It’s another Friday so here’s a roundup of news you may not have seen.
Auckland Transport’s new homepage
I have long been frustrated by AT’s user-unfriendly website that has what should be even basic information hidden many layers deep and often across multiple pages. It was epitomised by the homepage which provided no important information and for which its only purpose was to navigate away from.
So it was great to see that last Friday AT updated their homepage to make it a lot more useful and as you can see below, the journey planner and some other key links have been added. For now this is the only part of the website that has been updated and I hope/assume the rest of the site will be updated over time.
As a reminder, here’s what the old homepage looked like. It was introduced in 2014.
For completeness, here’s what it looked like prior to 2014.

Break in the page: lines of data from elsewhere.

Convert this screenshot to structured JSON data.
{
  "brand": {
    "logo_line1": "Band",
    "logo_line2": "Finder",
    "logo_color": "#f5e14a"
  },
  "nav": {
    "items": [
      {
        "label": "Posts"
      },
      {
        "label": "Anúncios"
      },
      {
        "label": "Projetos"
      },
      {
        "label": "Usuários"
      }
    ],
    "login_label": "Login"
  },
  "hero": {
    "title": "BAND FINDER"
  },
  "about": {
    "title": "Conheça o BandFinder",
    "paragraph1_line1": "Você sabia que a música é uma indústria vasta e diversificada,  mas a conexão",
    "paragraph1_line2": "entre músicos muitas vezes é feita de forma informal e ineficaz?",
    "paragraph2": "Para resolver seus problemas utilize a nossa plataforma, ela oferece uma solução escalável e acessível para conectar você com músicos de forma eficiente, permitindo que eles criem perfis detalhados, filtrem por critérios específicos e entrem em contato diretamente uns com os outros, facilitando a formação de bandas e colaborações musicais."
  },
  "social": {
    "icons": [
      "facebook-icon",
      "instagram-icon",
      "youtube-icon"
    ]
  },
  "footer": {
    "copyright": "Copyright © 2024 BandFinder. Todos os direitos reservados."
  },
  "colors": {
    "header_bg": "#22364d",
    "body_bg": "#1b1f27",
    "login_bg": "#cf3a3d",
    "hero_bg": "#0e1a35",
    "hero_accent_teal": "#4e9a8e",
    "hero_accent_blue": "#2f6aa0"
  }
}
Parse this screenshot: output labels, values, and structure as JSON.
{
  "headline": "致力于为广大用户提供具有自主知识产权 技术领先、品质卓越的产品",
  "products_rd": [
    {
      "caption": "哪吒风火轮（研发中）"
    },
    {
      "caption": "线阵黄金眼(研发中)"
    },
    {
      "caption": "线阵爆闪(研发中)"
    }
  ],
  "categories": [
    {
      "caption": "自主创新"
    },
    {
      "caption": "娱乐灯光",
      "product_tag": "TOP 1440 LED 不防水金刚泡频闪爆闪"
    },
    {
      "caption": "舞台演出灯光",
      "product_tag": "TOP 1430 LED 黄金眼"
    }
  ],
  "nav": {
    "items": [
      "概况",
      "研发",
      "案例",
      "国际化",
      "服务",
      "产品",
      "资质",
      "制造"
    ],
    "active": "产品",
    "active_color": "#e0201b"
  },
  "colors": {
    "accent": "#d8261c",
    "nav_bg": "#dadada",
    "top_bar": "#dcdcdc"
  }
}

Works start again next week
With the country moving back to Level 3 on Tuesday it means all of the projects around the city (as well as the rest of the country I assume) will start up again next week.
City Rail Link were one of the first to announce they’d be back on site on Tuesday.
“Ever since the lockdown began four weeks ago there has been a lot of desk-top planning for a quick re-start and we’re well prepared to come out of the starting blocks fast – we’re champing at the bit and ready to get cracking asap,” Dr Sweeney says. “We’re already inspecting all CRL sites and making them ready for a safe return to work next week.
“Because of our size we’re aware of the big role we have in quickly getting the economy moving again, supporting the contracting and infrastructure industries and seeing our workers safely back on the job.”
Work will resume next Tuesday (28 April) at all CRL sites – the C1 contract at Britomart and LowerQueen Street, C2 in Albert Street, C3 at Aotea in central Auckland, Karangahape Road and at MtEden, and C8 on the southern rail line at Ōtāhuhu.
Dr Sweeney says the paramount priority will be keeping workers, and the wider community, safe. CRL will strictly adhere to Government protocols for working under Alert Level-3.
“We had some pretty strict safety measures in place before the lockdown, but next Tuesday’s return to work will be different. There will be additional constraints – restricted access to our sites, physical distancing, protective clothing and sanitising and cleaning regimes. They will all contribute to a successful re-start in the new COVID-19 work environment, and, just as importantly, they will help ensure our workers get home to family and friends virus-free when they finish their shifts.” Between now and next week all CRL sites will be inspected and made ready for a safe return to work.
Dr Sweeney says it is too early to measure if COVID-19 has impacted on project costs or construction timetables.
“It may be months before we know that once the economy has settled down a bit and we have a clearer picture on the availability of workers, and what sort of shape some of our suppliers both here and overseas are in.”
They also note they’re investigating opportunities to accelerate some work.
Auckland Transport will also be back at work from Tuesday
With the move to Alert Level 3 from Tuesday, 28 April AT is getting its sites up and running again with around 2500 workers due back on the job.
Mr Ellison says while the reduced traffic on our streets is a great chance to get on with the work, back to work doesn’t mean back to normal.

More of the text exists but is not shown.